Nascondeva droga e munizioni nelle fessure dei muri del centro storico, trasformando vicoli e angoli apparentemente anonimi in depositi pronti all’uso per lo spaccio al dettaglio. Gli agenti del Commissariato di Polizia di Bitonto hanno arrestato in flagranza un 35enne pregiudicato, sorpreso mentre cedeva sostanza stupefacente a un acquirente nella zona di Porta Robustina, in vico Giovanni Barone, nel dedalo di strade che conduce verso piazza degli Infiammati.

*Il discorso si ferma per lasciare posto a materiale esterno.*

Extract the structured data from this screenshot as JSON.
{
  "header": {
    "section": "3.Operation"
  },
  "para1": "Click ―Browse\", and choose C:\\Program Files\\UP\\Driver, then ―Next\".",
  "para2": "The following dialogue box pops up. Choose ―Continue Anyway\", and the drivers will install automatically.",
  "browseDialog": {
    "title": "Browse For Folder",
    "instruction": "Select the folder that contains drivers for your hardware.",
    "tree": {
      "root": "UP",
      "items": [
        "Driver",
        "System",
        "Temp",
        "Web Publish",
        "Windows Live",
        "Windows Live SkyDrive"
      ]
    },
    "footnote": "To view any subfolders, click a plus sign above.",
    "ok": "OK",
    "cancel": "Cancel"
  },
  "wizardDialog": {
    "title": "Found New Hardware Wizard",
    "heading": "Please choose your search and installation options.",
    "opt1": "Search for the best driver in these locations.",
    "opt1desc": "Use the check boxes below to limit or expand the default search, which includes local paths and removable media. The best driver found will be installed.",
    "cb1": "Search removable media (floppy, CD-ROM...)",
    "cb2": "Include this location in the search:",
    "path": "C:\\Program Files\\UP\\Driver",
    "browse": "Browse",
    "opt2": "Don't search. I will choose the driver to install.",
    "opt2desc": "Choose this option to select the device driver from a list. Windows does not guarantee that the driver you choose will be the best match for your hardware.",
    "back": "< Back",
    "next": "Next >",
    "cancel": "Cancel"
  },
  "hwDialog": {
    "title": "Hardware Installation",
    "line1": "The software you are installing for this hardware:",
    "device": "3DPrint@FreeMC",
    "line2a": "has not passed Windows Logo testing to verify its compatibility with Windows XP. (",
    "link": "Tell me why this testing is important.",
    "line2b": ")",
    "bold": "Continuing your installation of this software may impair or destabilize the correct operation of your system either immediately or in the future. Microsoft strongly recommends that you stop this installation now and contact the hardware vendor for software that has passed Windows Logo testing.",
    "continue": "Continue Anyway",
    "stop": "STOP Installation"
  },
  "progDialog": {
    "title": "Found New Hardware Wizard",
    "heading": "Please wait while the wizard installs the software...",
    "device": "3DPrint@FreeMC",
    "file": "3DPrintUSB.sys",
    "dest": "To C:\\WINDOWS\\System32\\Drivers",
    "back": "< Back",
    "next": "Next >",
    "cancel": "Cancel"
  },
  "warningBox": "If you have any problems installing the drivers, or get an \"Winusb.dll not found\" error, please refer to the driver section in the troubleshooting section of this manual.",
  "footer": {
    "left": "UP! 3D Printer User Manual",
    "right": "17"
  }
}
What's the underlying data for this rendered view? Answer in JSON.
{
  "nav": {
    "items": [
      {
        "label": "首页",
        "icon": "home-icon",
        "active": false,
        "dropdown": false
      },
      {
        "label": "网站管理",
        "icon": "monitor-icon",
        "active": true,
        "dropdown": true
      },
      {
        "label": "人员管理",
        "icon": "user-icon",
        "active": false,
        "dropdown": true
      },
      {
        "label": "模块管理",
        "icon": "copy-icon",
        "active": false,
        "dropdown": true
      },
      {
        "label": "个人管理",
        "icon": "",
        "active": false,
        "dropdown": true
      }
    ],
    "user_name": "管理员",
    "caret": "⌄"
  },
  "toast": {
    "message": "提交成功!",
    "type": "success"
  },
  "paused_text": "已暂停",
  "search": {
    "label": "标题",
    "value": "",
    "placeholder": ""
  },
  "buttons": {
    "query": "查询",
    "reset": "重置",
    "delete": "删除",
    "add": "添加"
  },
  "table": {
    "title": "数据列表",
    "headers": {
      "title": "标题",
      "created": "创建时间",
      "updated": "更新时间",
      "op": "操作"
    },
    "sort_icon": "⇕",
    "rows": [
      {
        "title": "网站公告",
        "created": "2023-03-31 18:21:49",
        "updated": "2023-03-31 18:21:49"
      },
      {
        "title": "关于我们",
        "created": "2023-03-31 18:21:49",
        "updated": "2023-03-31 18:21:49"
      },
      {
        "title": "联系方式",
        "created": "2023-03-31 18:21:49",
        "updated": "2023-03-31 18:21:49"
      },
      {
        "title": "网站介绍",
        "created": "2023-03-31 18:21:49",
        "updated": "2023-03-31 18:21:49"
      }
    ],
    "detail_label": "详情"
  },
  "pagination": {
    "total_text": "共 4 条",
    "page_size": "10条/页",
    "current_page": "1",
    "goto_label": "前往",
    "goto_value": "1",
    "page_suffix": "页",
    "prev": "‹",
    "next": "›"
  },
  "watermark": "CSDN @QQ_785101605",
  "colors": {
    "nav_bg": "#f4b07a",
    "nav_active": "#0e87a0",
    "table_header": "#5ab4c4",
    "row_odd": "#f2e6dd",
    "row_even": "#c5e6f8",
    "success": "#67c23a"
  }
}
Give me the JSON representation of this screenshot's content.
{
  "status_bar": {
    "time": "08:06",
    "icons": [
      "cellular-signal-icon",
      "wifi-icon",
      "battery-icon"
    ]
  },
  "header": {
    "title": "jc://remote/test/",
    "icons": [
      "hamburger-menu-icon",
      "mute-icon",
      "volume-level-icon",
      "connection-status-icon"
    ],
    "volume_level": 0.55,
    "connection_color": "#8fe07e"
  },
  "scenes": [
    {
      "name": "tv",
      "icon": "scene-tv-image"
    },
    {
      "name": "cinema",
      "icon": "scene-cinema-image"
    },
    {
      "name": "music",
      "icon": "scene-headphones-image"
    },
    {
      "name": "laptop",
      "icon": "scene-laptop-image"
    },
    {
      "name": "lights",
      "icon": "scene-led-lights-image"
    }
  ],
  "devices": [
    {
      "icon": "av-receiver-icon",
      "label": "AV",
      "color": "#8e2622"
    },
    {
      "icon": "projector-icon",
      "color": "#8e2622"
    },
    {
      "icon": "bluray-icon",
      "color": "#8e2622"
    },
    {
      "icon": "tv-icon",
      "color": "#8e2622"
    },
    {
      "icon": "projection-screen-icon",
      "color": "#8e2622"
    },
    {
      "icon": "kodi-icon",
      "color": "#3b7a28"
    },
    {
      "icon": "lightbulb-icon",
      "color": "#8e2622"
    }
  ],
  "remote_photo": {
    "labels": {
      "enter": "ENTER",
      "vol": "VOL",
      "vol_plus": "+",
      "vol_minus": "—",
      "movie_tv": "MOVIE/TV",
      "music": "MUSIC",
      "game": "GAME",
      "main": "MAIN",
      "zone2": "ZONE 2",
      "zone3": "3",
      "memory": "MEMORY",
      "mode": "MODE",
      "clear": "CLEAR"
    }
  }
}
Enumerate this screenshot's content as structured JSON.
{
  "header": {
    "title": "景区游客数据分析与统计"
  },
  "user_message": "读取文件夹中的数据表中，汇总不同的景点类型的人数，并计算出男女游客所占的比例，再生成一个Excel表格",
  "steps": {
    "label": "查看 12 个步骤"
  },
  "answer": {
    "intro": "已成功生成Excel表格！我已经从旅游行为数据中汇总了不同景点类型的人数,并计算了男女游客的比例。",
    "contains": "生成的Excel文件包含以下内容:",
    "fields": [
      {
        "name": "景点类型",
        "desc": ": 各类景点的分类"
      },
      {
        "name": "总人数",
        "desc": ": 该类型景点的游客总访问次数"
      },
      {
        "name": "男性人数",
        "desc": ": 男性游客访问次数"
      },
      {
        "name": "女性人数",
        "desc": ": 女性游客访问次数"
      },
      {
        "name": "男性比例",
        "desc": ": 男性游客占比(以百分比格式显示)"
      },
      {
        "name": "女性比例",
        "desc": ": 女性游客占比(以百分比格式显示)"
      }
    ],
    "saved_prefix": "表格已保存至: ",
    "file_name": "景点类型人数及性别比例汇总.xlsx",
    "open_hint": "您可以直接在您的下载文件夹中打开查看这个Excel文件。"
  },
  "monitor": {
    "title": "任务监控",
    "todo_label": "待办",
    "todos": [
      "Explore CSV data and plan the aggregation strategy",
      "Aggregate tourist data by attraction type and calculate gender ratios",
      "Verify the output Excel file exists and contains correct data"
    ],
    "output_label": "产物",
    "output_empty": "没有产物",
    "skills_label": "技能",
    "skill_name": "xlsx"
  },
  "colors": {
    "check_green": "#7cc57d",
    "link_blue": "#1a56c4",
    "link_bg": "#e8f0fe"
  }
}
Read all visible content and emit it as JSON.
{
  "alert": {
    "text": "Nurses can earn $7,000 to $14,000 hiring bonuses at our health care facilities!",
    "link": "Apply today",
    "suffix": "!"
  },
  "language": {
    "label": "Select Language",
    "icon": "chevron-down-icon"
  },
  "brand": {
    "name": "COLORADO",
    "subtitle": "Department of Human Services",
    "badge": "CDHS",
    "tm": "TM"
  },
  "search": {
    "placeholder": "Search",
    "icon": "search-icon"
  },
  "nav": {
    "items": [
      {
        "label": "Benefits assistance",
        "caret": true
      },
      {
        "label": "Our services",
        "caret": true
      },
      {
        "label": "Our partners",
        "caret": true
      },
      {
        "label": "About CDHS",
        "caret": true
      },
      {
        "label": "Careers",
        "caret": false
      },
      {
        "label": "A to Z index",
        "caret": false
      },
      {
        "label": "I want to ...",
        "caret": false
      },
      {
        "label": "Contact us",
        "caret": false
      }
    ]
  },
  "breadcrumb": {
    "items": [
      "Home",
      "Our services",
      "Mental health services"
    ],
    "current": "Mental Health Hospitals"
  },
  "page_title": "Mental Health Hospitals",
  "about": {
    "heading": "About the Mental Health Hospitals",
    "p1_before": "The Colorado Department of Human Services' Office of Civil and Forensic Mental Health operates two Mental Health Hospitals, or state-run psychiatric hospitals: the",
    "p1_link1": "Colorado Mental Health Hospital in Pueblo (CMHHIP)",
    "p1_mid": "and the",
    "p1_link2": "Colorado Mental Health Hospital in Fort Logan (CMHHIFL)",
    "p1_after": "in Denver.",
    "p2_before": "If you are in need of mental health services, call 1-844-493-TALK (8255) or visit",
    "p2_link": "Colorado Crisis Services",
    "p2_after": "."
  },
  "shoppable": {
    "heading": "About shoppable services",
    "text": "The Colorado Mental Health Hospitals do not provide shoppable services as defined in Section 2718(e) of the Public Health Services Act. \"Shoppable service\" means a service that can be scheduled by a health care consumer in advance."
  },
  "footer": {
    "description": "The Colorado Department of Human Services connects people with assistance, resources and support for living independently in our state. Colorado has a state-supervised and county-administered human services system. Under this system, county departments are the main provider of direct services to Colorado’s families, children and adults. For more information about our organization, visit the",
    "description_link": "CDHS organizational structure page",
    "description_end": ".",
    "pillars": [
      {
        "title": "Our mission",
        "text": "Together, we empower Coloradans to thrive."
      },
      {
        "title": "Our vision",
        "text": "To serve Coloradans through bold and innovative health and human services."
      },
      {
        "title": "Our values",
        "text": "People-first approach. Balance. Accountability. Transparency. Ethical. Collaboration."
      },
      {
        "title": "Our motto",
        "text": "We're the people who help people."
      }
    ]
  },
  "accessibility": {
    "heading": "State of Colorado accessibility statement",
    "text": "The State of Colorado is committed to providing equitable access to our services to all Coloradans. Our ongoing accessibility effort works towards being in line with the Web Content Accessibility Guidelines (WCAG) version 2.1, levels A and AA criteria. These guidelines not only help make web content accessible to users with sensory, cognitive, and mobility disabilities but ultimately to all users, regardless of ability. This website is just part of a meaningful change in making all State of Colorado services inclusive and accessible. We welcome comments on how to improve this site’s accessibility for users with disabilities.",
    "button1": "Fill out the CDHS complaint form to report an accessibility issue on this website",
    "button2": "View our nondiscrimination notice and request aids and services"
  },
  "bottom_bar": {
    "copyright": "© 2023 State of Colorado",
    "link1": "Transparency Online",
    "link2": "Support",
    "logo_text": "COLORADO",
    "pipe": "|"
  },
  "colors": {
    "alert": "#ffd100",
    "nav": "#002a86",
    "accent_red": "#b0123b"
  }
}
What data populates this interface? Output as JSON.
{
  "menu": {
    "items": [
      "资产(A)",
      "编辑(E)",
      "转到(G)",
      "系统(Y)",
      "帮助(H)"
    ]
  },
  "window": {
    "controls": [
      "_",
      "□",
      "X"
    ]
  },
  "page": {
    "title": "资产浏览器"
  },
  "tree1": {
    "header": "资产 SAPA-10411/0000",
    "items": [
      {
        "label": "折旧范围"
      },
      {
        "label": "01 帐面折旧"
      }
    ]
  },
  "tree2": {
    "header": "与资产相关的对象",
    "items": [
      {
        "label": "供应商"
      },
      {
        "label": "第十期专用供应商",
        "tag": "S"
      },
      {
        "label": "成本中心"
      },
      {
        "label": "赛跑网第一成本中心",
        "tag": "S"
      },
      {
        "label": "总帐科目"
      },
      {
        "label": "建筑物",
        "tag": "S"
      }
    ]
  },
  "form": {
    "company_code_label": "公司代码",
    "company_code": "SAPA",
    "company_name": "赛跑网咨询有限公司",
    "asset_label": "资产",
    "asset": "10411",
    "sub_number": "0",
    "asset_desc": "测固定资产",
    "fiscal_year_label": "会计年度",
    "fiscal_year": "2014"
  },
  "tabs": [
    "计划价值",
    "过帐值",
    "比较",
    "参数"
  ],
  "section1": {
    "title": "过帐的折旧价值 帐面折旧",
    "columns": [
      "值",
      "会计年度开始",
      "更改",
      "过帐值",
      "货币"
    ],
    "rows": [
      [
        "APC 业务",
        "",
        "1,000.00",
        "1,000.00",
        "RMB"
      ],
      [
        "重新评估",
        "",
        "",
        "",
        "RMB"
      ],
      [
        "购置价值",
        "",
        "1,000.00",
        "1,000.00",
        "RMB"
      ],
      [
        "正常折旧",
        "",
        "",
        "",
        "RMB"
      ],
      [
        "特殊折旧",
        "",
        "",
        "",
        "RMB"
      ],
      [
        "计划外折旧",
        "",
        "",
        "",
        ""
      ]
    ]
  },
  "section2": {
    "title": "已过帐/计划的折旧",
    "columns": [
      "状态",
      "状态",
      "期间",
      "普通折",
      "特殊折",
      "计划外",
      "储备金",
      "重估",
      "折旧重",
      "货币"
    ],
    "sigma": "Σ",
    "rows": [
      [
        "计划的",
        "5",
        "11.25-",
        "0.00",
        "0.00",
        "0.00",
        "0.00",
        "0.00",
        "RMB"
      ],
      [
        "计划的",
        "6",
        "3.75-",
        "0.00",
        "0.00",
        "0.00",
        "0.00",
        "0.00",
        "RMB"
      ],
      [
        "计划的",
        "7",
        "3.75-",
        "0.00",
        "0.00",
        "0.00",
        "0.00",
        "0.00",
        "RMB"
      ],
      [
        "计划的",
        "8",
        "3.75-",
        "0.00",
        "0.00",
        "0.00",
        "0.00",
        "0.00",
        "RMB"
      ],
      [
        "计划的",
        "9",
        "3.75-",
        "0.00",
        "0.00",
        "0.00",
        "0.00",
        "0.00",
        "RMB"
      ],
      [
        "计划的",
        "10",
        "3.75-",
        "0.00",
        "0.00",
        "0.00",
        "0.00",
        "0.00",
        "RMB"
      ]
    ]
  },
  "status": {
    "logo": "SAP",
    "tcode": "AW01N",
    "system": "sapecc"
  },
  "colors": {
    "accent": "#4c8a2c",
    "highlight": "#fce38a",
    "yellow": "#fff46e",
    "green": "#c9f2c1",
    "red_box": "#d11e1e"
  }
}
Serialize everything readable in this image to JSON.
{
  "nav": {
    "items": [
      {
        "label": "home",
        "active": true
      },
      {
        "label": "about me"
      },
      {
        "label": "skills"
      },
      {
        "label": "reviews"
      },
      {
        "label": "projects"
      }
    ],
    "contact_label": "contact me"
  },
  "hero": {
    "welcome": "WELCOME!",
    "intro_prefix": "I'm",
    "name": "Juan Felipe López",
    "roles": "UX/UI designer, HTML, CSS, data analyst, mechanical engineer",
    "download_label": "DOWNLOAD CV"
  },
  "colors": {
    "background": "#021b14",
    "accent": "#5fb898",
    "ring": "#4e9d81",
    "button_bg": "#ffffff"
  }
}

L’uomo è stato bloccato al termine di un servizio di osservazione mirato, attivato in un’area ritenuta particolarmente sensibile dagli investigatori. Durante il controllo, i poliziotti gli hanno trovato addosso alcune dosi già pronte per la vendita e un borsello contenente banconote da 10 e 20 euro, ritenute provento dell’attività di spaccio.
La perquisizione è stata poi estesa alle immediate vicinanze. All’interno di una fessura di un muro di un edificio del centro storico, gli agenti hanno recuperato cocaina, marijuana e hashish già confezionati, per un peso complessivo di circa 250 grammi. Nello stesso nascondiglio sono state rinvenute anche cartucce per pistola, circostanza che ha aggravato ulteriormente la posizione dell’indagato.
Il 35enne è stato arrestato e si trova ora a disposizione dell’autorità giudiziaria. È difeso dall’avvocato Michele Pasculli.
L’operazione si inserisce in un contesto particolarmente delicato. Proprio tra i vicoli del centro storico, da tempo, insistono gruppi criminali in competizione per il controllo delle piazze di spaccio, una pressione costante che alimenta tensioni, episodi di violenza e un diffuso senso di allarme nel cuore antico della città.